Por exemplo, o pirarucu, pode acabar desenvolvendo pneumonia. De acordo com Heriberto Gimenes Junior, biólogo e curador do Bioparque, o peixe amazônico consegue viver fora d’água. Para evitar que desenvolva a doença, uma estufa foi colocada no seu recinto para manter a temperatura maior que os 26 °C, ideal para sua saúde.
“Os animais recebem um tratamento especial. Peixes e jacarés, por exemplo, dispõem de aquecedores nos habitats, de forma a manter uma temperatura constante e adequada às suas necessidades”, revelou o especialista.
Heriberto compartilhou que algumas espécies, como répteis e jabutis, ficam menos energético ao longo da temporada de frio, mostrando sonolência excessiva e falta de energia. Esse comportamento é natural e esperado nesse tipo de clima.

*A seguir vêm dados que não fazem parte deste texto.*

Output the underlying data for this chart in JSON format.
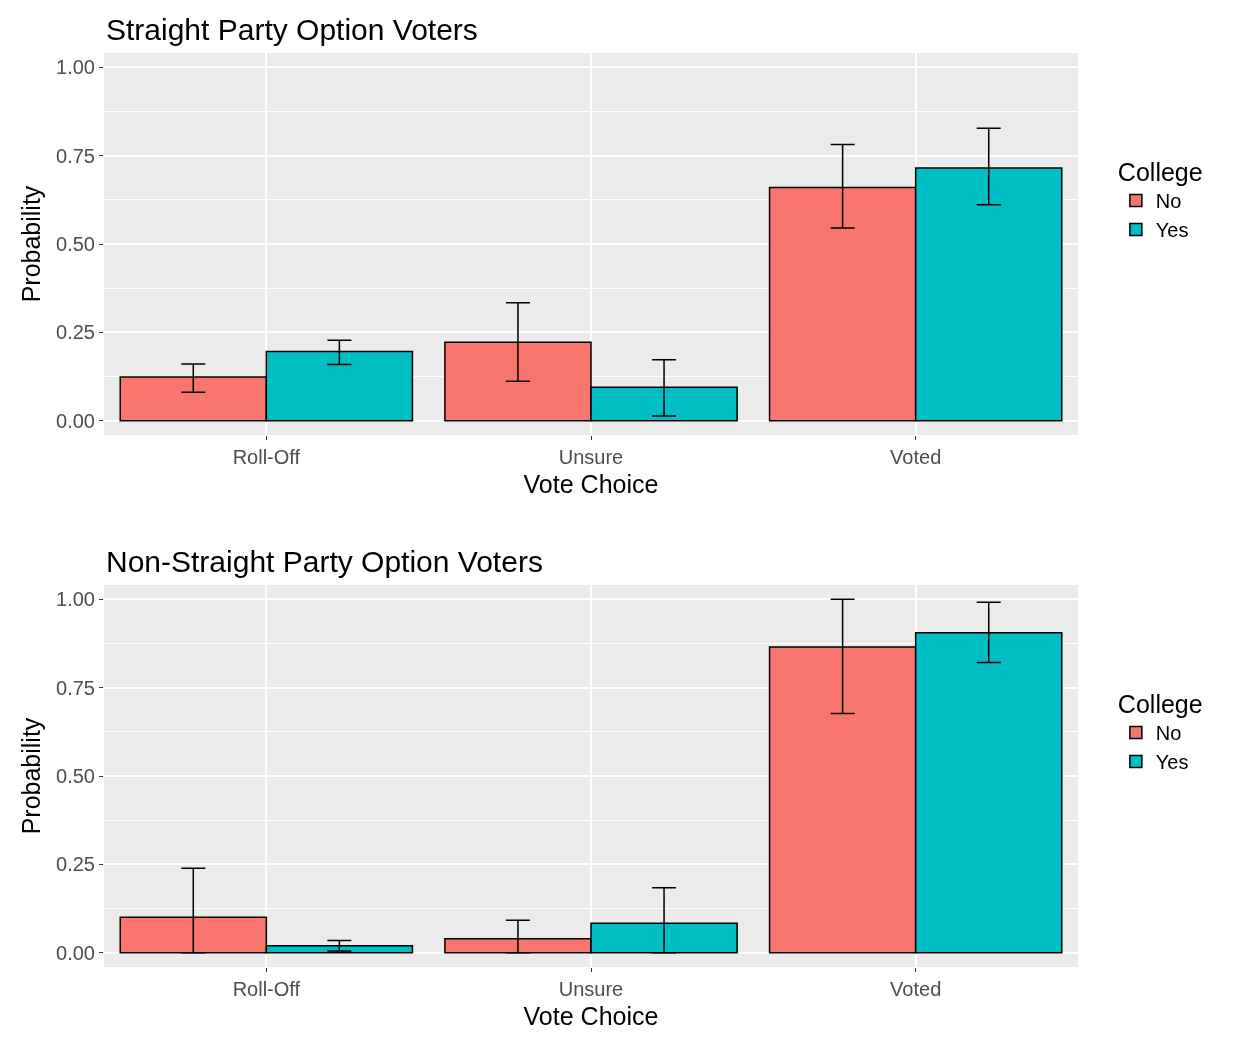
{
  "chart_data": [
    {
      "type": "bar",
      "title": "Straight Party Option Voters",
      "xlabel": "Vote Choice",
      "ylabel": "Probability",
      "legend_title": "College",
      "categories": [
        "Roll-Off",
        "Unsure",
        "Voted"
      ],
      "ylim": [
        -0.04,
        1.04
      ],
      "yticks": [
        {
          "value": 0,
          "label": "0.00"
        },
        {
          "value": 0.25,
          "label": "0.25"
        },
        {
          "value": 0.5,
          "label": "0.50"
        },
        {
          "value": 0.75,
          "label": "0.75"
        },
        {
          "value": 1,
          "label": "1.00"
        }
      ],
      "grid": true,
      "legend": "right",
      "series": [
        {
          "name": "No",
          "color": "#f8766d",
          "values": [
            0.124,
            0.222,
            0.66
          ],
          "errors": [
            [
              0.081,
              0.161
            ],
            [
              0.112,
              0.334
            ],
            [
              0.545,
              0.781
            ]
          ]
        },
        {
          "name": "Yes",
          "color": "#00bfc4",
          "values": [
            0.196,
            0.095,
            0.715
          ],
          "errors": [
            [
              0.159,
              0.228
            ],
            [
              0.014,
              0.173
            ],
            [
              0.611,
              0.827
            ]
          ]
        }
      ]
    },
    {
      "type": "bar",
      "title": "Non-Straight Party Option Voters",
      "xlabel": "Vote Choice",
      "ylabel": "Probability",
      "legend_title": "College",
      "categories": [
        "Roll-Off",
        "Unsure",
        "Voted"
      ],
      "ylim": [
        -0.04,
        1.04
      ],
      "yticks": [
        {
          "value": 0,
          "label": "0.00"
        },
        {
          "value": 0.25,
          "label": "0.25"
        },
        {
          "value": 0.5,
          "label": "0.50"
        },
        {
          "value": 0.75,
          "label": "0.75"
        },
        {
          "value": 1,
          "label": "1.00"
        }
      ],
      "grid": true,
      "legend": "right",
      "series": [
        {
          "name": "No",
          "color": "#f8766d",
          "values": [
            0.101,
            0.04,
            0.865
          ],
          "errors": [
            [
              0,
              0.239
            ],
            [
              0,
              0.092
            ],
            [
              0.677,
              1.0
            ]
          ]
        },
        {
          "name": "Yes",
          "color": "#00bfc4",
          "values": [
            0.02,
            0.084,
            0.905
          ],
          "errors": [
            [
              0.005,
              0.035
            ],
            [
              0,
              0.184
            ],
            [
              0.821,
              0.991
            ]
          ]
        }
      ]
    }
  ]
}
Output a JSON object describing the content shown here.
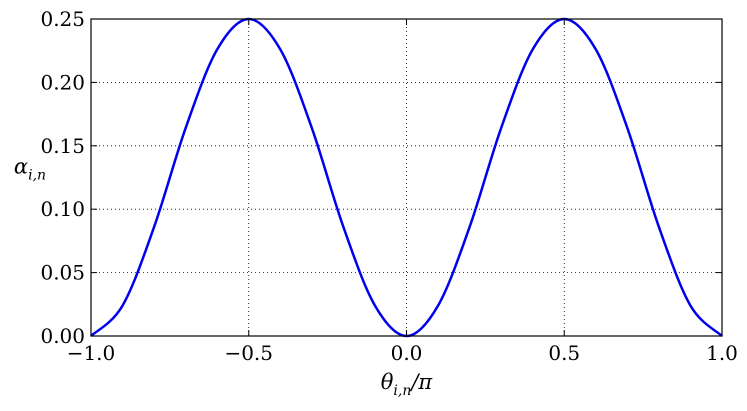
{
  "chart_data": {
    "type": "line",
    "xlabel": {
      "main": "θ",
      "sub": "i,n",
      "suffix": "/π"
    },
    "ylabel": {
      "main": "α",
      "sub": "i,n"
    },
    "xlim": [
      -1.0,
      1.0
    ],
    "ylim": [
      0.0,
      0.25
    ],
    "x_ticks": [
      -1.0,
      -0.5,
      0.0,
      0.5,
      1.0
    ],
    "x_tick_labels": [
      "−1.0",
      "−0.5",
      "0.0",
      "0.5",
      "1.0"
    ],
    "y_ticks": [
      0.0,
      0.05,
      0.1,
      0.15,
      0.2,
      0.25
    ],
    "y_tick_labels": [
      "0.00",
      "0.05",
      "0.10",
      "0.15",
      "0.20",
      "0.25"
    ],
    "grid": true,
    "series": [
      {
        "color": "#0000ee",
        "x": [
          -1.0,
          -0.9,
          -0.8,
          -0.7,
          -0.6,
          -0.5,
          -0.4,
          -0.3,
          -0.2,
          -0.1,
          0.0,
          0.1,
          0.2,
          0.3,
          0.4,
          0.5,
          0.6,
          0.7,
          0.8,
          0.9,
          1.0
        ],
        "y": [
          0.0,
          0.024,
          0.086,
          0.164,
          0.226,
          0.25,
          0.226,
          0.164,
          0.086,
          0.024,
          0.0,
          0.024,
          0.086,
          0.164,
          0.226,
          0.25,
          0.226,
          0.164,
          0.086,
          0.024,
          0.0
        ]
      }
    ]
  }
}
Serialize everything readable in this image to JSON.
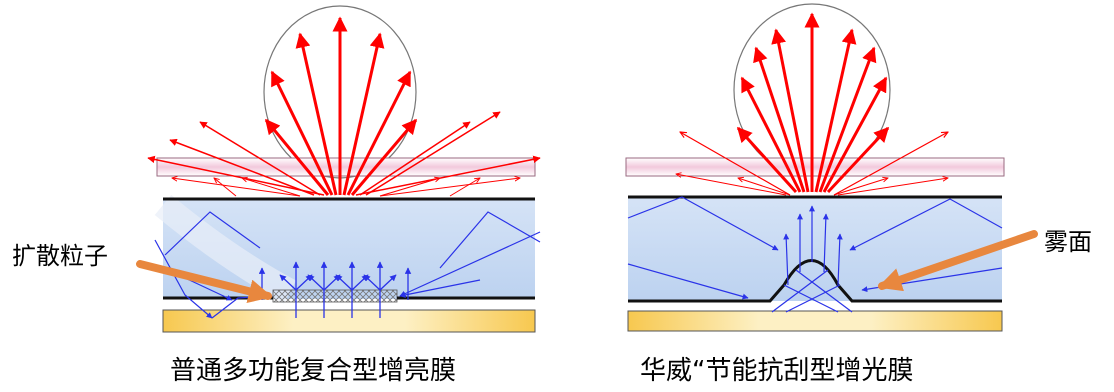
{
  "labels": {
    "left_annotation": "扩散粒子",
    "right_annotation": "雾面",
    "left_caption": "普通多功能复合型增亮膜",
    "right_caption": "华威“节能抗刮型增光膜"
  },
  "colors": {
    "red_ray": "#ff0000",
    "blue_ray": "#2a33e8",
    "arrow_orange": "#e8873e",
    "film_fill": "#c9daf3",
    "top_film_fill": "#f4d3e3",
    "bottom_fill": "#f9d36b",
    "black_line": "#111111"
  }
}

O maior aquário do mundo ajusta seus habitats em temperatura fria
Os recintos também são forrados com feno, ajudando a manter o conforto térmico. Se algum animal adoecer, é transferido para uma área de quarentena que possui a estrutura adequada e atendimento veterinário especializado.
Hoje em dia, o Bioparque contempla 239 tanques, com 31 sendo de exposição, um de abastecimento, um para ser reutilizado e um para descarta efluentes, 38 para quarentena e 168 direcionados para estudos e conservação ambiental.
Os habitats são ajustados para variações climáticas, evitando cuidados adicionais quando a temperatura é estabilizada.
“No entanto, a equipe técnica realiza avaliações diárias ao longo de todo o ano, monitorando o comportamento dos animais e fazendo os ajustes necessários para garantir seu bem-estar e qualidade de vida durante os 365 dias do ano”, finaliza.
“As espécies de hábitos diurnos permanecem durante o dia na calha do rio, na parte mais funda, se movimentando, nadando, em uma água que é mais corrente e está menos sujeita ao esfriamento. A noite, quando a atividade de forrageamento diminui, esses peixes encostam mais na margem procurando por conforto térmico. Isso porque nas áreas mais rasas tem as pedras que se aquecem durante o dia e liberam esse calor na água durante a noite”.